The only problem is that once I accepted myself at that weight, I became unhappy as soon as I inexplicably started gaining weight.

But why should I care if I've gained a few pounds as long as I'm still healthy and attractive? I'm the one who always says it's just a number, right?

I wish I could say I simply believed this without any difficulty, but the truth is that it's been really hard over the past few months to learn that practicing what I preach means accepting myself at any weight, not just a weight that I've accepted in the past but also a weight I have to accept myself at now.

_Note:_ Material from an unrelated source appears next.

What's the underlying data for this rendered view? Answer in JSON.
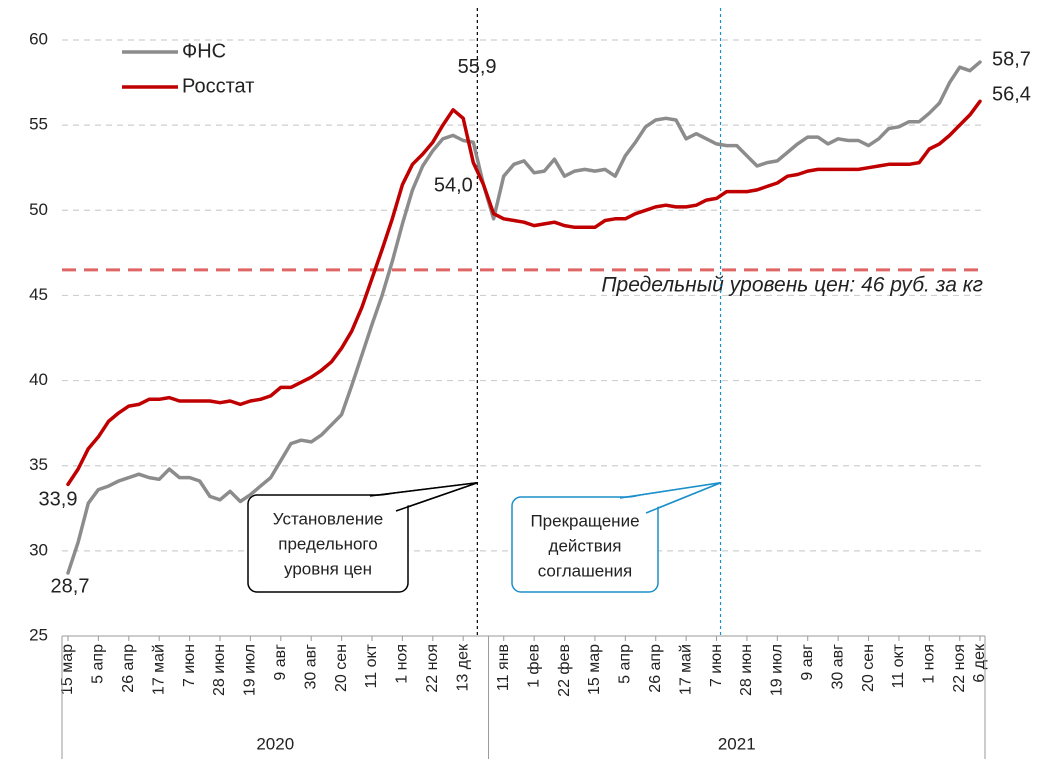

Fortunately, two things happened over the past few days to get me to the place I need to be with my new weight:

1) I caught a glimpse of myself in the mirror and was surprised to see that my body was rocking the curves. They didn't look bad or flabby or gross. They looked hot.

2) And then today, Dave and I were hanging around the house when he looked at me appreciatively and said, "I don't know why you worry about your body. You look great."

I guess I have no choice now but to listen.

*In honor of accepting myself the way I am, I've included a smoking hot picture of Colin Firth as Mark Darcy, Mr. "I like you very much—just as you are."